When Howard and I had an opportunity to meet with Dave Ramsey and his team in Nashville, I was just thrilled for the chance to meet Dave and his staff. Dave and Howard have had a mutual respect and admiration for each other for many years. Being in the financial ministry world, I have heard the great stories and ways that God was using Dave and his team in people’s lives.

Howard, Dave and Kyle in Dave’s Recording Studio in Nashville

The morning started out with Howard giving a devotional to Dave’s entire staff (about 300 people). We then had the opportunity to take a tour of their offices and meet many of the folks whom the Lord had been (and has been) using to serve people and churches across the country.

As we spent more time with the leadership team, it became apparent to me that there were many differences between our ministries—different strategies, culture, staffing, materials, etc. But what was incredibly clear was the love that Dave and his staff had for the Lord and the calling that the Lord had put on their hearts. The more I listened to Dave and his staff, the more excited I became about the differences between Compass and Dave Ramsey.

Differences are often looked at as challenges and obstacles to overcome, but I don’t think that is what God was revealing to us. I believe God was (and is) using people who love Him and their differences (even in the context of similar callings) to further fulfill His purposes. This became pretty clear not only to Howard and me, but to Dave and his team as well.

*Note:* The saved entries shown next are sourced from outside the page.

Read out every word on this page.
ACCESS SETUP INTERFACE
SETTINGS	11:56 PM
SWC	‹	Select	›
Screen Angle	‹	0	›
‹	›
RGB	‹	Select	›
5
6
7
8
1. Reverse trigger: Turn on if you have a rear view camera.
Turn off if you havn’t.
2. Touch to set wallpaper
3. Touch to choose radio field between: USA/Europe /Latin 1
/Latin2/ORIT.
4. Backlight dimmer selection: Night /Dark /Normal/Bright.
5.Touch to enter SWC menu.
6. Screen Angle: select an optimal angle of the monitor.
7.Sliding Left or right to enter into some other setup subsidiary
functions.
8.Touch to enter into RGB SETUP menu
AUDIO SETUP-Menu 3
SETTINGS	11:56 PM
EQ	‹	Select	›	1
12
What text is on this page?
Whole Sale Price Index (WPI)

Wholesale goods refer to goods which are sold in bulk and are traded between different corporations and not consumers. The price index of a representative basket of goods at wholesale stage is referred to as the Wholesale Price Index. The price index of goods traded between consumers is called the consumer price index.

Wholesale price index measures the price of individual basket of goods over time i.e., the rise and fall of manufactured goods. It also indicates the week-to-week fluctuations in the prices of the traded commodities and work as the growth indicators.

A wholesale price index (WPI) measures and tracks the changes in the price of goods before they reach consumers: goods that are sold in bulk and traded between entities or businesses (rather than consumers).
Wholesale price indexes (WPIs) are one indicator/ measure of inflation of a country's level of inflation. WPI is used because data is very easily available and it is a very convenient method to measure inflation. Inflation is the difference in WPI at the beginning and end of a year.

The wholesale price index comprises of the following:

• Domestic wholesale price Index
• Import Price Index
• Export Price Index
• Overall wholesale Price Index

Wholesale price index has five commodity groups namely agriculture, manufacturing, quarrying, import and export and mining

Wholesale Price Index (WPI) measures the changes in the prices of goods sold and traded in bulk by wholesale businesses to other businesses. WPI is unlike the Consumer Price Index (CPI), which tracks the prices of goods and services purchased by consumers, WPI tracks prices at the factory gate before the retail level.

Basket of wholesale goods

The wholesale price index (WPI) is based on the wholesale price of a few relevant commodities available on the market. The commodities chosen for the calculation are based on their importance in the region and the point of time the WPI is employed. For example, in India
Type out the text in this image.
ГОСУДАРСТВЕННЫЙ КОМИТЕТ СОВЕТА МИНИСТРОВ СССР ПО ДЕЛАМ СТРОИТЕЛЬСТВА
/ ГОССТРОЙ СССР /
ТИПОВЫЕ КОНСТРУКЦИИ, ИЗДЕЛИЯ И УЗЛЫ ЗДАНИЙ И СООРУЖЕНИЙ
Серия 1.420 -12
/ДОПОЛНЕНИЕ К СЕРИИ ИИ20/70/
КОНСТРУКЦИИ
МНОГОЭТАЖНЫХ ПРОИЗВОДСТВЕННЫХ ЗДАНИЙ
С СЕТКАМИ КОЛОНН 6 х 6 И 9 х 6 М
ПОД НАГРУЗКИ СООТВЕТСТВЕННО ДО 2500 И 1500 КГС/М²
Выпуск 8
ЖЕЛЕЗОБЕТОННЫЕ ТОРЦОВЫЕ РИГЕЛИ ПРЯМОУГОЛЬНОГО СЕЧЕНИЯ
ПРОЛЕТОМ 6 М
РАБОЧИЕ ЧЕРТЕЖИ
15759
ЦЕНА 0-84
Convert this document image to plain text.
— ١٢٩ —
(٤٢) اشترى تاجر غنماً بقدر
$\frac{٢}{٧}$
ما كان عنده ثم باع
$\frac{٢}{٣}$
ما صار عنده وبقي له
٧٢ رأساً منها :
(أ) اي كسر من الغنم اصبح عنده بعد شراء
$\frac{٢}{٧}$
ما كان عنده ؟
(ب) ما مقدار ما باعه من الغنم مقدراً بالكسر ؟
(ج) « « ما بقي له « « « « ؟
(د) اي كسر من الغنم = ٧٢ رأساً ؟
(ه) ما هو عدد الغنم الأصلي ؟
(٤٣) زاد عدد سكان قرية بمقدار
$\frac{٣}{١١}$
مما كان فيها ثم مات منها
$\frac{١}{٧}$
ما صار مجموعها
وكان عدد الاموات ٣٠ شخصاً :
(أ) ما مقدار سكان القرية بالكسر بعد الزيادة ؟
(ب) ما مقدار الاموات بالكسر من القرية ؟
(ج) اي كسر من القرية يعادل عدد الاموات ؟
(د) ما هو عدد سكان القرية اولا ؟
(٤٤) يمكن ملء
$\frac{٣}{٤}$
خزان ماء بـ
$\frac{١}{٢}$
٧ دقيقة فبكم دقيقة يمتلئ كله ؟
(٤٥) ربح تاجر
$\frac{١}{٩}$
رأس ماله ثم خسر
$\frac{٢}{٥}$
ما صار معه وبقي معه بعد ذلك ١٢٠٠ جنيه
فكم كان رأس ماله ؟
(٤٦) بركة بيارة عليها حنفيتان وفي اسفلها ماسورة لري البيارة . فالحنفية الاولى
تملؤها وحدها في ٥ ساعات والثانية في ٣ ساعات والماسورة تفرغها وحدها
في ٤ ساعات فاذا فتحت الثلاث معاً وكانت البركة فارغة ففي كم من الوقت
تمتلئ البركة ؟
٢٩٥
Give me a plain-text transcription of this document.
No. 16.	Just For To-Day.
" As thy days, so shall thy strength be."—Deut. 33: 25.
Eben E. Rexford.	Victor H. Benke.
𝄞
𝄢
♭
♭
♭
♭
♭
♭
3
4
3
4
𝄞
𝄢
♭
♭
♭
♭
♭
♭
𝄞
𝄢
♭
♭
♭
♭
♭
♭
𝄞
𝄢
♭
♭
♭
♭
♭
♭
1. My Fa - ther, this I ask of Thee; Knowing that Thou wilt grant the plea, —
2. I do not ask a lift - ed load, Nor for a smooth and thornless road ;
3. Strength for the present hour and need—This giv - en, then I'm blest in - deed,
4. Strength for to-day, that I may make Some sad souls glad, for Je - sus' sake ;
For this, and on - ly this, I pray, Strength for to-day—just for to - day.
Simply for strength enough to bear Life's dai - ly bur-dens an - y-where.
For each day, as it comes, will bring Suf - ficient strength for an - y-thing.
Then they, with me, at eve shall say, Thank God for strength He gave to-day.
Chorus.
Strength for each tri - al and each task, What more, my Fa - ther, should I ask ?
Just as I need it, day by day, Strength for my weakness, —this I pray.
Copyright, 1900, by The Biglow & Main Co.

I have a sense that over the next several years the Lord will be connecting ministries with similar passions and callings to further fulfill His purposes rather than competing. Many like-minded organizations that we have been relationally connected to aren’t asking the question, “If we were to work together,” but rather “how we can work together.” I believe this type of attitude will allow ministries to focus more on their specific calling while utilizing the calling and gifts of other ministries as well.

We don’t totally know what all this will look like yet, but we are looking forward to God guiding and leading this movement. It will be exciting to see God use people who love Him, people who are called to his purpose and a multitude of differences to transform people’s lives throughout the world!